The NSW Parliament is currently conducting hearings into Floodplain Harvesting. While ‘floodplain harvesting’ might not seem relevant to most readers, at its heart there is a concern about whether the practice is just, fair, or transparent.
Floodplain harvesting involves diverting water from the flood plains into a farm dam for later use. Given the Basin covers more than one million square kilometres, and our rivers have highly variable flows, a lot of water could be harvested.
In comments to the hearings on Floodplain Harvesting, Bret Walker SC, a highly regarded lawyer, said the practice was ‘legal’ because it was not mentioned as a specific offence. Yet he also suggested that being legal does not make it right. Indeed, he referred the failure to regulate floodplain harvesting as “a real embarrassment” for Australia.

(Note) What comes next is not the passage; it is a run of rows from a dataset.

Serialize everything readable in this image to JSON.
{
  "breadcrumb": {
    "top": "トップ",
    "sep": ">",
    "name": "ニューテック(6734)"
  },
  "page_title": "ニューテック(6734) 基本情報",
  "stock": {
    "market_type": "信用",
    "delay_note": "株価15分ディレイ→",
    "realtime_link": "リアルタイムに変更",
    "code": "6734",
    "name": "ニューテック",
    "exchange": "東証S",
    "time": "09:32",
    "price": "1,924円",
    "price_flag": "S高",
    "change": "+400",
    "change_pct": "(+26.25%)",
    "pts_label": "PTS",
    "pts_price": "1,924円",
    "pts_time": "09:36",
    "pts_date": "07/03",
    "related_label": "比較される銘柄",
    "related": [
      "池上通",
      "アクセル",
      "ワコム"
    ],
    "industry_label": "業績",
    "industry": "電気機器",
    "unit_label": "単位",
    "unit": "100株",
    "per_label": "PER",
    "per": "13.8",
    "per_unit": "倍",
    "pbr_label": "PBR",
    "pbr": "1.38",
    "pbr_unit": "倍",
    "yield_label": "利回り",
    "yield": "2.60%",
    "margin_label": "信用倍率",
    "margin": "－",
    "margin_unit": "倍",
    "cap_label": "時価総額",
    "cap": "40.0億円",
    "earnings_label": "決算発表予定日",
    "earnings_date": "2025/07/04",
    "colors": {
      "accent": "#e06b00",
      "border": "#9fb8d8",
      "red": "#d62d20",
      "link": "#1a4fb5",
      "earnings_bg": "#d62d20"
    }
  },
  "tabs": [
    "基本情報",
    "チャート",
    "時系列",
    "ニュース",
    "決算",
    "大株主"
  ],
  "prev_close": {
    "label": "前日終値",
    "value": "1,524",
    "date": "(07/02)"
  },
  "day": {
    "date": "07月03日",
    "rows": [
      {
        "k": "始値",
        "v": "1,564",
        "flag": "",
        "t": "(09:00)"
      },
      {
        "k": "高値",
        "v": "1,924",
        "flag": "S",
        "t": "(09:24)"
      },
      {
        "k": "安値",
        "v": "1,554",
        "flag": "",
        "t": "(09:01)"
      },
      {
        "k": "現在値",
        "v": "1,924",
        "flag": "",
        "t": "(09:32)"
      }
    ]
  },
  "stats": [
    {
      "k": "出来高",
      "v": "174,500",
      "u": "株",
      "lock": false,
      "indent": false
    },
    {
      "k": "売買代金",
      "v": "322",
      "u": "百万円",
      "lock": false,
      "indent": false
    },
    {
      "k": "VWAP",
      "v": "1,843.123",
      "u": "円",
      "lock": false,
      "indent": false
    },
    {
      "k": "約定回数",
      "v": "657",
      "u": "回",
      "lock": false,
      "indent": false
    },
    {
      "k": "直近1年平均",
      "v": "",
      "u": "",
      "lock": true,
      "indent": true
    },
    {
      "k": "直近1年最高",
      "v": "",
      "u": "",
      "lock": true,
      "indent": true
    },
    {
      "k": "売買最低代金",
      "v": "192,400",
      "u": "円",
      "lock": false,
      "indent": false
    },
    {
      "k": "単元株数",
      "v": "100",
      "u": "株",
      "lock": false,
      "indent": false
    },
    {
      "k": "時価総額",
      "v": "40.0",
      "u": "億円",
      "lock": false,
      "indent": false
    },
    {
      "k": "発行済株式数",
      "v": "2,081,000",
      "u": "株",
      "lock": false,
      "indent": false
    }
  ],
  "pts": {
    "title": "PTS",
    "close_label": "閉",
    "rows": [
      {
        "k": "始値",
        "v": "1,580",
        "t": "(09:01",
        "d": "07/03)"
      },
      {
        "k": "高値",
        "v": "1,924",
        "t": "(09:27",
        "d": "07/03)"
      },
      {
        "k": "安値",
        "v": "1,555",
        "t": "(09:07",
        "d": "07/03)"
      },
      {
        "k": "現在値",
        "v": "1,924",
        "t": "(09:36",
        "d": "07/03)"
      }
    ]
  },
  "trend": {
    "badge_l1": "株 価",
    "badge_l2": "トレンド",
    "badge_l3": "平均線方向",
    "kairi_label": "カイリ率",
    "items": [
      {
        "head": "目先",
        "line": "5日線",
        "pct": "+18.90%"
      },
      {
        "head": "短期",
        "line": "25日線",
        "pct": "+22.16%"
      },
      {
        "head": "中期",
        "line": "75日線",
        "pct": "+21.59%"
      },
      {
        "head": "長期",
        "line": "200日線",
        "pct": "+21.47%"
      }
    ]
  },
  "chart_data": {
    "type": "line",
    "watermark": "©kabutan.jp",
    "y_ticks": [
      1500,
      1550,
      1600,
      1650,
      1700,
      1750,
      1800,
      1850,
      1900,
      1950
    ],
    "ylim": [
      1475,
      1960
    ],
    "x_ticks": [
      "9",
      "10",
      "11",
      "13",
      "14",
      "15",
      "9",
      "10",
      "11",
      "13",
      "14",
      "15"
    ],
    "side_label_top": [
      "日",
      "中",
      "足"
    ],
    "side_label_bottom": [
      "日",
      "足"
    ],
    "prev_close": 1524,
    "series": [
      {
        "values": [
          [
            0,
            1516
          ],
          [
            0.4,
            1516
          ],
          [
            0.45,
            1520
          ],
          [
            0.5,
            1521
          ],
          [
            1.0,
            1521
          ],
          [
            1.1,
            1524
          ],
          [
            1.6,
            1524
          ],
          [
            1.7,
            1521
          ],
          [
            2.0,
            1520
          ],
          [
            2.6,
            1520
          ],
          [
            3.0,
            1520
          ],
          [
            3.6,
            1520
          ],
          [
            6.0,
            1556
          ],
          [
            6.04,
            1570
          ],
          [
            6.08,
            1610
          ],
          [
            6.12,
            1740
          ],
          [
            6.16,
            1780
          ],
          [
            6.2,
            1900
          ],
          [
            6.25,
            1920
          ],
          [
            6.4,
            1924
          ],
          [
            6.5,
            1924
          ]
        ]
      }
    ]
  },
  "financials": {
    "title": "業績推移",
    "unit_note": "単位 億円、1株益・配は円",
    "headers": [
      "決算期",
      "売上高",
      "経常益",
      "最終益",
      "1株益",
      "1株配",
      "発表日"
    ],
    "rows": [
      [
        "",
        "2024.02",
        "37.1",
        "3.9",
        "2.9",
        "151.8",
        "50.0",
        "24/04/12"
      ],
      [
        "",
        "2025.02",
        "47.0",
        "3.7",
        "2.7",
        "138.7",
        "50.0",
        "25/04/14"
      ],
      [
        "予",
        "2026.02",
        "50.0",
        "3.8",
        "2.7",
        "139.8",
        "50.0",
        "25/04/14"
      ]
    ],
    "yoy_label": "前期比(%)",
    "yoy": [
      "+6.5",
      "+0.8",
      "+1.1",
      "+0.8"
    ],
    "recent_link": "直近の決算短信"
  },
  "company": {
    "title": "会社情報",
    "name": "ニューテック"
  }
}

Geography is one reason why the practice might be viewed as unfair. Northern irrigators who farm over large areas of flat land have greater opportunity than the southern irrigators who live in more undulating land.

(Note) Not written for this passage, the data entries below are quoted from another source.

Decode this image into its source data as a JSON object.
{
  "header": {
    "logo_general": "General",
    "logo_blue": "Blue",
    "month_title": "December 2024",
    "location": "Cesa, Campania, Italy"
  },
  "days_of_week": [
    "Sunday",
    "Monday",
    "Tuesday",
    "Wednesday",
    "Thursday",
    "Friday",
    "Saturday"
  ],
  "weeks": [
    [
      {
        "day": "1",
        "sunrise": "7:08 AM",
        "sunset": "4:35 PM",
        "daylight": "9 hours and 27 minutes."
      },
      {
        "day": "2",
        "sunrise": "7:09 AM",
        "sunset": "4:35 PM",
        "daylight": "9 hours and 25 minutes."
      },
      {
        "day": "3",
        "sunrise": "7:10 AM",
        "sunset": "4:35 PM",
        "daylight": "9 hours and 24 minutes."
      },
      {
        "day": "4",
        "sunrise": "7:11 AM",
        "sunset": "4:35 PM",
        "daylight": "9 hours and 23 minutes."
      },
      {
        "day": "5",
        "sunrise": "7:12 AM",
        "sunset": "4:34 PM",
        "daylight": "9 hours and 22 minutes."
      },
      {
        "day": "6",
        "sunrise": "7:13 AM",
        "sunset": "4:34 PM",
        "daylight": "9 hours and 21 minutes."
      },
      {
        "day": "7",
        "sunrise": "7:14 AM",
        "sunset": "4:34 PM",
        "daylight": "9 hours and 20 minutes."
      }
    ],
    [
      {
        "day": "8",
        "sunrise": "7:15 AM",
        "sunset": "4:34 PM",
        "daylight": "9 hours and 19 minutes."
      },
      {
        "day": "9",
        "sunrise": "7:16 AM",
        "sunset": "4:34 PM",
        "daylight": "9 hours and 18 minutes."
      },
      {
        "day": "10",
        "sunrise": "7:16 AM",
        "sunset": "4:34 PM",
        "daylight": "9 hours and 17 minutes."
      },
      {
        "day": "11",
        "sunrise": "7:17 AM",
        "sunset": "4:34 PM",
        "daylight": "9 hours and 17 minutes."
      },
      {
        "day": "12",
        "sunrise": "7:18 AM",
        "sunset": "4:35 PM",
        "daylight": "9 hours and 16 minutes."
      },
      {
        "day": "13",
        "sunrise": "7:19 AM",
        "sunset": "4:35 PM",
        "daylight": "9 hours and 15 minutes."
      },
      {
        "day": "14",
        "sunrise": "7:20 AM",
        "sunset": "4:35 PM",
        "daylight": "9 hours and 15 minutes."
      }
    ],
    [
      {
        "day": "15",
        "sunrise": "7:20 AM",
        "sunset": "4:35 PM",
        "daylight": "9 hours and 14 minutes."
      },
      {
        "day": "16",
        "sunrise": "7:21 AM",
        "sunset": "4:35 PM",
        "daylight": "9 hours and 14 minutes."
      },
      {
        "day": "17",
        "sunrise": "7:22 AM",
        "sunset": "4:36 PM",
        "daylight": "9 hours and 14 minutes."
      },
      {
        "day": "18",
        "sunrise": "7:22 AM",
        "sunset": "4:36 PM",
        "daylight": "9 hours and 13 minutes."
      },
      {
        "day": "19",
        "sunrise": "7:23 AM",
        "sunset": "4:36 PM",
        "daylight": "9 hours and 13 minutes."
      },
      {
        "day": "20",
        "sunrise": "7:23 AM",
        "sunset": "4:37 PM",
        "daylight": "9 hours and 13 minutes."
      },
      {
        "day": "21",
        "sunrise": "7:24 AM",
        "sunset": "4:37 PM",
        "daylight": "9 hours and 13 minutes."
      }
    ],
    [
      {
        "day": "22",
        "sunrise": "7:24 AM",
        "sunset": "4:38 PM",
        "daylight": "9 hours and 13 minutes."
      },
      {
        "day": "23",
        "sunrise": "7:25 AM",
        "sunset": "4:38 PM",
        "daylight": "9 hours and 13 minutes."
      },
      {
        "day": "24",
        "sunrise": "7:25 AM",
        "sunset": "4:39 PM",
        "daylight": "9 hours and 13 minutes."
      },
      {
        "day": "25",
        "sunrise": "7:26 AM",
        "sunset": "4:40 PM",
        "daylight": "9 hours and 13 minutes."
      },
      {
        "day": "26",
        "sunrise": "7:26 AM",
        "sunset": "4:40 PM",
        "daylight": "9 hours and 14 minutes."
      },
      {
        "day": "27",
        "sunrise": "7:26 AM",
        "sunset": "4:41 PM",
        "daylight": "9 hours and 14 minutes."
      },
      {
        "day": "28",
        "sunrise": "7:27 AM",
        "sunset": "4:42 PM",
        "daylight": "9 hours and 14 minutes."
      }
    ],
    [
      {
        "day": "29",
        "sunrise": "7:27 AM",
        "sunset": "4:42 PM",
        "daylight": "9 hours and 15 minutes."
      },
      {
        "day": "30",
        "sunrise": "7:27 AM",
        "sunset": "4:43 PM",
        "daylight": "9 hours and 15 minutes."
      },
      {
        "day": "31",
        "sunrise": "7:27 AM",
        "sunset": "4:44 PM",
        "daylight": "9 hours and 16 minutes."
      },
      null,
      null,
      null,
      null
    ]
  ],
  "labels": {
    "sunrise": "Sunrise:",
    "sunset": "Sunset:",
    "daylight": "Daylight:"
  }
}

The Basin Plan is another reason. Rain that falls on the land and then creates a floodplain flow is difficult to measure. It is what is called “unspecified take”. This means that floodplain harvesting in the northern basin (the Darling) could create more pressure on the south (the Murray) because of the overall need to supply South Australia.
Finally, floodplain harvesting basically prevents water that otherwise would have flowed back into a river from going into the river channel. This means the river will not be as full as it would have been otherwise. So the practice is unfair to downstream users as well as to the natural flooding regime that maintain healthy aquatic ecosystems and wetlands.
With modern farming methods, including laser levelling and building levees to capture water, there are now thousands of kilometres of structures in place.
One fact is hard to ignore: we are all part of the Basin community and water remains a valued but limited resource. We need to know who is taking what, so that we all get our fair share.